At the height of the 2008 financial crisis I was invited to an off-the-record media lunch with a famous investor. I was taken aback when one of the world’s most successful capitalists announced that the crisis showed the Chinese had a superior economic model.
China has tried something different from traditional capitalism, with its reliance on the ‘hidden hand’ of the free market. Since the first economic reforms in 1978, the heavy hand of the state has grown and modernized the economy with staggering results. If you believe the data, eight hundred million Chinese people no longer live in poverty and China has averaged 10 percent growth a year since reforms began.
China’s success seems to challenge two central premises of our market economics: you can’t have growth without risk, and growth is worth the risk. Economists consider these premises to be as true as the law of gravity. A market economy experiences recession when there’s a sudden shock, or people take on too much risk by lending or borrowing too much or making bad investments. Unemployment, wealth destruction, and then political accountability follow. But the risk of a recession is the cost of a growing and dynamic economy: no risk, no innovation and no sustainable wealth creation.

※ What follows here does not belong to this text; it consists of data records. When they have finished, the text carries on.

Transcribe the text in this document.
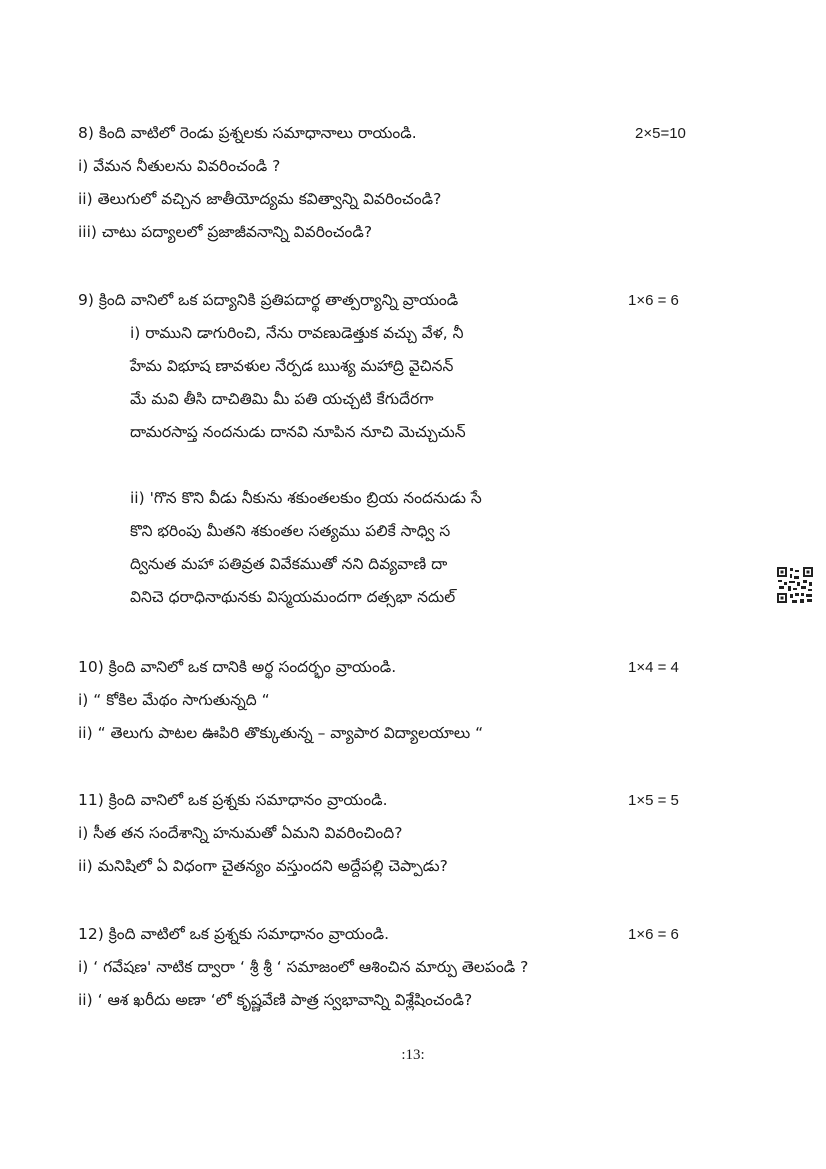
8) కింది వాటిలో రెండు ప్రశ్నలకు సమాధానాలు రాయండి.	2×5=10
i) వేమన నీతులను వివరించండి ?
ii) తెలుగులో వచ్చిన జాతీయోద్యమ కవిత్వాన్ని వివరించండి?
iii) చాటు పద్యాలలో ప్రజాజీవనాన్ని వివరించండి?
9) క్రింది వానిలో ఒక పద్యానికి ప్రతిపదార్థ తాత్పర్యాన్ని వ్రాయండి	1×6 = 6
i) రాముని డాగురించి, నేను రావణుడెత్తుక వచ్చు వేళ, నీ
హేమ విభూష ణావళుల నేర్పడ ఋశ్య మహాద్రి వైచినన్
మే మవి తీసి దాచితిమి మీ పతి యచ్చటి కేగుదేరగా
దామరసాప్త నందనుడు దానవి నూపిన నూచి మెచ్చుచున్
ii) 'గొన కొని వీడు నీకును శకుంతలకుం బ్రియ నందనుడు సే
కొని భరింపు మీతని శకుంతల సత్యము పలికే సాధ్వి స
ద్వినుత మహా పతివ్రత వివేకముతో నని దివ్యవాణి దా
వినిచె ధరాధినాథునకు విస్మయమందగా దత్సభా నదుల్
10) క్రింది వానిలో ఒక దానికి అర్థ సందర్భం వ్రాయండి.	1×4 = 4
i) “ కోకిల మేథం సాగుతున్నది “
ii) “ తెలుగు పాటల ఊపిరి తొక్కుతున్న – వ్యాపార విద్యాలయాలు “
11) క్రింది వానిలో ఒక ప్రశ్నకు సమాధానం వ్రాయండి.	1×5 = 5
i) సీత తన సందేశాన్ని హనుమతో ఏమని వివరించింది?
ii) మనిషిలో ఏ విధంగా చైతన్యం వస్తుందని అద్దేపల్లి చెప్పాడు?
12) క్రింది వాటిలో ఒక ప్రశ్నకు సమాధానం వ్రాయండి.	1×6 = 6
i) ‘ గవేషణ' నాటిక ద్వారా ‘ శ్రీ శ్రీ ‘ సమాజంలో ఆశించిన మార్పు తెలపండి ?
ii) ‘ ఆశ ఖరీదు అణా ‘లో కృష్ణవేణి పాత్ర స్వభావాన్ని విశ్లేషించండి?
:13:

Sometimes the growth/risk calculus goes wrong, as it did in the crisis of 2007-08. China’s new model of command-economy capitalism appears to ensure steady and high growth with none of the pain. The government hand directs where capital and people flow, and it absorbs the losses too. This is why the failure of the Evergrande Real Estate Group, the second-largest property developer in China, is probably not China’s ‘Lehman moment’, when a bubble of bad debt becomes a market contagion.

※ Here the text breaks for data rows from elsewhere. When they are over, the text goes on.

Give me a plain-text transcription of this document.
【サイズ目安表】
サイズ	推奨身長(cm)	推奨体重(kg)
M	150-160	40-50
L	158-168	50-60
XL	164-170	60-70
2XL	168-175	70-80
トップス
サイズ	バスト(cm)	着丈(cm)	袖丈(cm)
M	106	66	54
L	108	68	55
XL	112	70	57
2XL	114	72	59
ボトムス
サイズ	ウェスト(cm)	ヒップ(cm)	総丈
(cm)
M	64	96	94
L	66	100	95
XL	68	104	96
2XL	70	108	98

Evergrande probably won’t cause a massive recession. It probably won’t cause the over-leveraged Chinese real-estate sector to implode and take household savings down with it. The Chinese government won’t let that happen, and they have tens of trillions of dollars worth of gross domestic savings to throw at the problem.

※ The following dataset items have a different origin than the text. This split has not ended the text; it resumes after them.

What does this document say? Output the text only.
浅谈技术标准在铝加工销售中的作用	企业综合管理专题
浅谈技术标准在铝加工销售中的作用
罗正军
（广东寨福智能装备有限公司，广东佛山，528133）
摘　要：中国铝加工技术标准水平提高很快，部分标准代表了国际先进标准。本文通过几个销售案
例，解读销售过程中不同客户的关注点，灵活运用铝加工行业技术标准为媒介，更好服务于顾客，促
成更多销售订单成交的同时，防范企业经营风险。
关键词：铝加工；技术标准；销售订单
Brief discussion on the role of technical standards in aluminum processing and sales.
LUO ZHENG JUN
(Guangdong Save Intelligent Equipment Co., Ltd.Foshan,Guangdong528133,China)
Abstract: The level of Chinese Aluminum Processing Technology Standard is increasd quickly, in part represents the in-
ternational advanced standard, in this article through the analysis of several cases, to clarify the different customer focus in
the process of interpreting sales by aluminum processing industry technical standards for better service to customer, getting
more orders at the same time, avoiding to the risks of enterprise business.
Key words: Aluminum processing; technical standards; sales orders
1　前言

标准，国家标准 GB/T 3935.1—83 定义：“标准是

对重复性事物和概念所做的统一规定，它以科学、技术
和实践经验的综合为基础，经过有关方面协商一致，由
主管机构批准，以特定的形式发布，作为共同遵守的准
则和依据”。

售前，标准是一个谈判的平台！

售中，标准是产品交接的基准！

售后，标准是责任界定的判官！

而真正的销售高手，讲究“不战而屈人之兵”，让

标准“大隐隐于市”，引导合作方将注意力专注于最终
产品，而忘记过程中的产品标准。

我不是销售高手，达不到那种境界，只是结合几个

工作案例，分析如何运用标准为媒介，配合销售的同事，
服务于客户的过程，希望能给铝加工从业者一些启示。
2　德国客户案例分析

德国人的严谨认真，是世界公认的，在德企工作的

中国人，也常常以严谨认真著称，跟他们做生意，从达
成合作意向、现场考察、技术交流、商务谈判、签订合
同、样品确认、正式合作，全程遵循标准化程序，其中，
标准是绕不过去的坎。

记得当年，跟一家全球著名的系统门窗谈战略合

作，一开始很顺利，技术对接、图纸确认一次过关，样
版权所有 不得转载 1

Evergrande is also why that famous investor was wrong about Chinese superiority. The Evergrande failure shows what happens when capital flows are directed by bureaucrats instead of markets and few pay the price of bad investment. Real estate activities account for 28.7 percent of China’s GDP (compared to 18.5 percent in the US in 2005), and China has enough empty housing stock for 90 million people. Markets don’t always get it right, but when you take risk out of the equation, investors make even worse decisions. As investors assumed that China won’t let developers fail, highly leveraged capital continued to flow to the sector, including from foreign investors and Chinese households with lots of savings and not many places to invest it.
Real estate has caused trouble before. The years from 2010 to 2014 were also a period of highly leveraged overbuilding. The Chinese government headed off a crisis by paying people to relocate into the overbuilt housing and demolishing their older, sometimes poorly built homes. There was no financial disaster in 2014, but this massive intervention worsened the underlying problem: it raised real estate prices and created more moral hazard in the market.
This perpetual near-crisis is a policy choice. The CCP recognizes trouble in the real-estate sector, but is still not comfortable with a free market for capital. Instead it is enforcing discipline through regulation. It recently established the ‘three red lines’, leverage ratios limiting how much debt a property developer can take on. The new regulations hit Evergrande particularly hard, and now it is defaulting on its debt payments.
South Korea and Japan have tried managing risk through industrial policy and capital controls, but not nearly to the same extent as China. It worked for a while for them too, when they were poor countries becoming rich. They also had populations primed to become more productive if you gave them machines and education. But eventually you run out of people, and the only way to keep growing is through innovation.
Industrial policy doesn’t have a great track record with innovation. The best ideas often come from unexpected places: think of the commercial steam engine or penicillin. Markets aren’t perfect, but they tend to be better than governments at spotting innovators and giving them the capital to grow and bring their ideas to market. Eventually South Korea and Japan had to become traditional market economies in order to keep growing.
Beyond the fading possibility that it will allow Evergrande to fail, there is no sign China will embrace markets. The state will probably bail out some investors, most likely Chinese households. The CCP wants to hold on to both the benefits of market discipline and the power to direct capital to politically-favored industries — it has recently interfered with capital markets to hobble the gaming and tutoring industries. Who knows what growth-enhancing innovations this will cost China, and the world?
China’s economic success promised the holy grail of economics: growth free from risk. But sustainable growth requires a market where capital is free to go where it needs to, and where investors and savers are rewarded for good choices and pay the price when things go wrong. The Chinese government is not letting this happen, even if it does let Evergrande fail. That means innovation cannot thrive; that, in itself, will eventually stifle growth. There will be more Evergrandes in China’s future, and the state won’t always be able to bail out its economy, because it can’t sustain this level of growth without meaningful risk. Throw in a shrinking population, and the CCP might not have the means to deal with the next Evergrande.
China may muddle through this time: it is still growing fast, so it still has some margin of error. But its population is shrinking and a distorted capital market is bound to cause more bubbles. This will end badly. It could be a crash that takes down the global economy. Or, if China is ‘lucky’, it could just be a lackluster economy that no longer enriches its citizens.